Runaway est donc une aventure graphique dans les règles de l´art. Un bon scénario, des personnages charismatiques, une réalisation de haute volée et des énigmes comme s´il en pleuvait, voilà les quatre piliers de la réussite qu´ont parfaitement intégré Pendulo Studios. Pour le scénario, on découvre un couple de jeunes gens qui se retrouvent embarqués dans une traversée des Etats-Unis avec la Mafia aux fesses. Tout commence lorsque vous, Brian, un brillant étudiant américain s´apprêtant à rejoindre l´université de Berkley, percutez en voiture une jeune femme sortie à toute allure d´une sombre ruelle. Après l´avoir conduite à l´hôpital, la malheureuse dit s´appeler Gina et vous explique qu´elle travaille au Pink Iguana, un bar des quartiers New Yorkais. Elle vous raconte également que son père lui a confié un mystérieux crucifix peu avant de mourir sous les coups de la pègre locale. D´un coeur généreux et droit, vous décidez de venir en aide à la jeune femme, ce qui sera le début d´une longue aventure à travers le pays.
Tout au long du périple, le couple rencontrera de nombreux personnages aux caractères bien trempés.

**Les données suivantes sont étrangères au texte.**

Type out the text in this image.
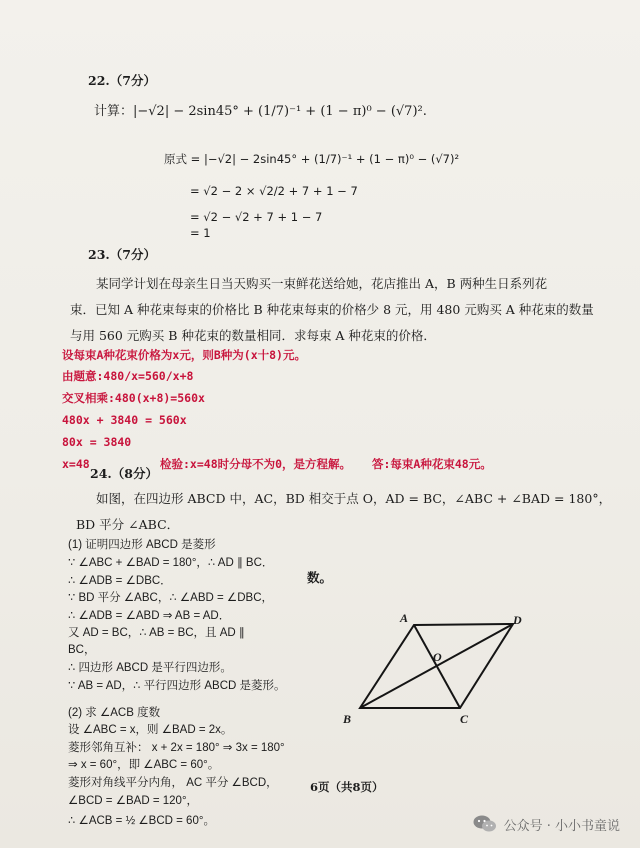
22.（7分）
计算：|−√2| − 2sin45° + (1/7)⁻¹ + (1 − π)⁰ − (√7)².
原式 = |−√2| − 2sin45° + (1/7)⁻¹ + (1 − π)⁰ − (√7)²
= √2 − 2 × √2/2 + 7 + 1 − 7
= √2 − √2 + 7 + 1 − 7
= 1
23.（7分）
某同学计划在母亲生日当天购买一束鲜花送给她，花店推出 A，B 两种生日系列花
束．已知 A 种花束每束的价格比 B 种花束每束的价格少 8 元，用 480 元购买 A 种花束的数量
与用 560 元购买 B 种花束的数量相同．求每束 A 种花束的价格．
设每束A种花束价格为x元，则B种为(x十8)元。
由题意:480/x=560/x+8
交叉相乘:480(x+8)=560x
480x + 3840 = 560x
80x = 3840
x=48	检验:x=48时分母不为0，是方程解。 答:每束A种花束48元。
24.（8分）
如图，在四边形 ABCD 中，AC，BD 相交于点 O，AD = BC，∠ABC + ∠BAD = 180°，
BD 平分 ∠ABC．
(1) 证明四边形 ABCD 是菱形
∵ ∠ABC + ∠BAD = 180°，∴ AD ∥ BC．
∴ ∠ADB = ∠DBC．
∵ BD 平分 ∠ABC，∴ ∠ABD = ∠DBC，
∴ ∠ADB = ∠ABD ⇒ AB = AD．
又 AD = BC，∴ AB = BC，且 AD ∥
BC，
∴ 四边形 ABCD 是平行四边形。
∵ AB = AD，∴ 平行四边形 ABCD 是菱形。
(2) 求 ∠ACB 度数
设 ∠ABC = x，则 ∠BAD = 2x。
菱形邻角互补： x + 2x = 180° ⇒ 3x = 180°
⇒ x = 60°，即 ∠ABC = 60°。
菱形对角线平分内角， AC 平分 ∠BCD，
∠BCD = ∠BAD = 120°，
∴ ∠ACB = ½ ∠BCD = 60°。
数。
A	D
B	C
O
6页（共8页）
公众号 · 小小书童说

Citons par exemple les trois drag-queens dans le désert d´Arizona ( véritables hommages au film Priscilla, folles du désert), Oscar la baraque au coeur tendre, Robert le rastaman adepte des bongos, Sushi la génie informatique ou bien Joshua l´illuminé qui attend désespérément la venue des habitants de la planète Trantor. Chacun aura son rôle à jouer dans l´histoire, et bien souvent d´une manière que vous n´imaginez même pas ! Si vous pouvez parler avec chacun d´eux et leur soutirer quelques précieuses informations, votre réussite dépendra aussi beaucoup de votre esprit inventif. Tel un Mac Gyver en herbe, Brian devra utiliser les objets qui l´entourent pour se dépêtrer de situations qui de prime abord paraissent toujours perdues d´avance. Le piège pour moi serait alors de vous révéler quelques exemples d´énigmes pour vous situer le niveau de difficulté du titre, mais rassurez-vous je ne dirais rien. J´aime trop les jeux d´aventure pour savoir qu´ils s´apprécient de préférence seul devant son écran en tâtonnant pour trouver le moindre détail qui nous ferait avancer. Sachez simplement qu´il vous faudra fréquemment détourner l´utilisation première des objets que vous récupérerez...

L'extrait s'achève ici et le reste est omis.